Q: You called this study the Tatelo Study. Can you explain the name?
A: Tatelo means “the next thing” in Setswana, the language used in Botswana. We were studying what may be the “next thing” in treating HIV in children: broadly neutralizing antibodies. Otherwise known as bNAbs, these are special antibodies that target HIV. They’ve been used to control HIV replication in adults, but until now this strategy has not been studied in children. Our ultimate goal is to see if bNAbs can help deplete the HIV viral reservoir—the virus that can be found integrated into cells of the body—in a way that standard antiretroviral treatment (ART) cannot. There is hope that bNAbs may lead to an enhanced immune response against HIV, offering a path toward children being functionally cured of HIV.
Though bNAbs are expensive and complex to administer—making them challenging to implement in countries in Africa such as Botswana, where the burden of pediatric HIV is greatest—they offer other advantages over ART, too. They can be administered as infrequently as every two months, and caregivers in our study very much preferred them to daily ART, since it can be hard to give daily medication to children. bNAbs also appear to have less toxicity than ART, since they are essentially the same as antibodies that our own immune system makes. This is very important for children with HIV, who face both short-term and long-term toxicities from ART that can include anemia, altered growth patterns, and damage to their mitochondria.
Q: How did you study the effectiveness of bNAbs, and what did you find?
A: The Botswana Harvard Partnership’s experience conducting prior clinical trials in children with HIV allowed us to begin working in the bNAb space as soon as these new agents became available. And we had an existing cohort of early-treated children with low viral reservoirs who we thought would do really well with the antibodies—so that motivated us to propose the first study of this treatment in children.
We enrolled 25 of these children, ages two to six, in the clinical trial, all of whom had received ART from the first week of life through at least two years of age and were virally suppressed prior to entering the study. The children were treated with two different bNAbs, called VRC01LS and 10-1074, each given through intravenous injections every four weeks. The bNAbs were given in addition to ART for at least eight weeks, and then continued alone for up to 24 weeks.
Of the 25 children, 11 were able to remain virally suppressed during the 24 weeks of bNAbs alone. The bNAbs also had an excellent safety profile, with no concerning adverse events. For the 14 children with viral rebound, meaning a return of virus to their bloodstream while on bNAbs alone, we re-started ART very quickly since we were checking viral loads every one to two weeks. All these children re-suppressed on ART before the end of the study, and today, in long-term follow-up, all remain virally suppressed.

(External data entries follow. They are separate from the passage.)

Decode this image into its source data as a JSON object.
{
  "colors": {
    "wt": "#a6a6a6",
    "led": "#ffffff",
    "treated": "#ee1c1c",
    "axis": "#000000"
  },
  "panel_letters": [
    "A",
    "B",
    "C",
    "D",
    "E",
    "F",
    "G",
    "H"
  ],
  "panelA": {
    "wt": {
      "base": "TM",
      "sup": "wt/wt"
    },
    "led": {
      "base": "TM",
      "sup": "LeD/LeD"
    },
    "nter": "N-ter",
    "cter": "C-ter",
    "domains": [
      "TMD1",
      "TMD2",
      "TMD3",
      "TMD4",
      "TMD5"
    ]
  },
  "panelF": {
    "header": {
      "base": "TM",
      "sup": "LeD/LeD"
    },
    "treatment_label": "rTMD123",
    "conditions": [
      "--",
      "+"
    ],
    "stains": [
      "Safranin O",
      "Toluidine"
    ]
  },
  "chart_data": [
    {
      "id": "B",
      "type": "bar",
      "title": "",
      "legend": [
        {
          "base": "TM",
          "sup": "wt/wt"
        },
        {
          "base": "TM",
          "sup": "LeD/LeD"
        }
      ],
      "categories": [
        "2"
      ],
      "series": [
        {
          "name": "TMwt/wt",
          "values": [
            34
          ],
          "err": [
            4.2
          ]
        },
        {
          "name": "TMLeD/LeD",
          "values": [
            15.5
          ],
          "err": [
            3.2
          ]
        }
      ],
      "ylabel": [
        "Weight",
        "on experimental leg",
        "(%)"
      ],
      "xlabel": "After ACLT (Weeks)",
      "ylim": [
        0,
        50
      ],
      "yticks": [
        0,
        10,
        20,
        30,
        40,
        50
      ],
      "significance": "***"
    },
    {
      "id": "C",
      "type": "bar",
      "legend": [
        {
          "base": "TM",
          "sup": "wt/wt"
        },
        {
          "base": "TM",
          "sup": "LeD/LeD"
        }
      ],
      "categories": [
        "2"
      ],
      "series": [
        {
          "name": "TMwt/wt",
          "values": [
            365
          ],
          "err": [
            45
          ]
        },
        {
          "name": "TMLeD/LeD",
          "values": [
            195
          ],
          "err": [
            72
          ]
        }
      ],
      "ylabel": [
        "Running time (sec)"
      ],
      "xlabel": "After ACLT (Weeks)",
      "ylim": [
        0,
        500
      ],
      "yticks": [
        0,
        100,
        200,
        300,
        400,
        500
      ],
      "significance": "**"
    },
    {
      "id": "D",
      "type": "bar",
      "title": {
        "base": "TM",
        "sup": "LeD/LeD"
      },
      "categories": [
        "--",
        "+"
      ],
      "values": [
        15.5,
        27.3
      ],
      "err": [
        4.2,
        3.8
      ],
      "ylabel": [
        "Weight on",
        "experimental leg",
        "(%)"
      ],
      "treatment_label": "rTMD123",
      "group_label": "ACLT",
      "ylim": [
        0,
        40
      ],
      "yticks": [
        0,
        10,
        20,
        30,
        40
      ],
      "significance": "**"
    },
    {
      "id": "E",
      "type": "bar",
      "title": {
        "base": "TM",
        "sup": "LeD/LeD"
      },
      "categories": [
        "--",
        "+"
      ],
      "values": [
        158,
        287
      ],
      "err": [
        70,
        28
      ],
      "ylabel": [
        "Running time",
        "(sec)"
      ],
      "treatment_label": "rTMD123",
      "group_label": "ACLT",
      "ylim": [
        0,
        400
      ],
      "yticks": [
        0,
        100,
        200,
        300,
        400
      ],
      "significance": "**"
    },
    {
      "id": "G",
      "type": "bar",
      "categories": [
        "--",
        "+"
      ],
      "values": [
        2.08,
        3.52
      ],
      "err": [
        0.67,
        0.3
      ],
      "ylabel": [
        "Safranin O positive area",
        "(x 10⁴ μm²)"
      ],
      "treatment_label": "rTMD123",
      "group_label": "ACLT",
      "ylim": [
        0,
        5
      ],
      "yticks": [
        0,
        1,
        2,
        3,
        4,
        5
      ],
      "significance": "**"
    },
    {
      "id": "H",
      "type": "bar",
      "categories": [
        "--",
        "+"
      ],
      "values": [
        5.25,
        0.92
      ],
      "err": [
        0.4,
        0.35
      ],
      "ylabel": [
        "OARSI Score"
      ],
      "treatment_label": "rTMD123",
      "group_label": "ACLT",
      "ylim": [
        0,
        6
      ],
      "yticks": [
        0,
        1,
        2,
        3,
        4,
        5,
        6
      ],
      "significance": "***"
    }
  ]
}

Q: How encouraging are these results?
A: The fact that nearly half of the children maintained viral suppression on bNAbs shows that bNAbs are a promising long-acting treatment option. Of course, nearly half isn’t good enough—but this is a first proof-of-concept. It’s similar to data from the early 1990s that showed promise around combinations of antiretrovirals. That research got us on the path to the more effective ART regimens we use today. One limitation of our study was that this was a special group of children who had started ART in the first week of life, and all had very low viral reservoirs to begin with—so we could not tell whether using bNAbs lowered their reservoirs even further. This limits our ability to tell whether bNAbs may help bring about a functional cure in some children.
We are still early in bnAb research, so each study, including this one, is moving the field forward. Further research using newer combinations of bNAbs with greater breadth and potency will build on the advancements we’ve already made. We also need a better understanding of which children may be able to control virus on their own after a period on intensive bNAb therapy. We can only do this by stopping all treatment in very carefully controlled trials. All of this is so new that we decided to be conservative about this study’s aims and only evaluate bNAbs as an alternate treatment to ART, rather than try to tackle the issue of which kids might be able to go off HIV treatment completely.
Now that we have learned from Tatelo, we plan to go further in the next study. Specifically, we plan to use a combination of three newer bNAbs that are broader and more potent, and select kids who meet the criteria Tatelo helped us discover for successful response to bNAbs. I think in this context we will see more than 90% of children maintaining viral suppression—matching the success rate of ART—and will be able to test the bNAbs’ effectiveness during a period off all treatment for some children. We hope this will put us on the road to prolonged periods off treatment—or even functional cure—for some children living with HIV.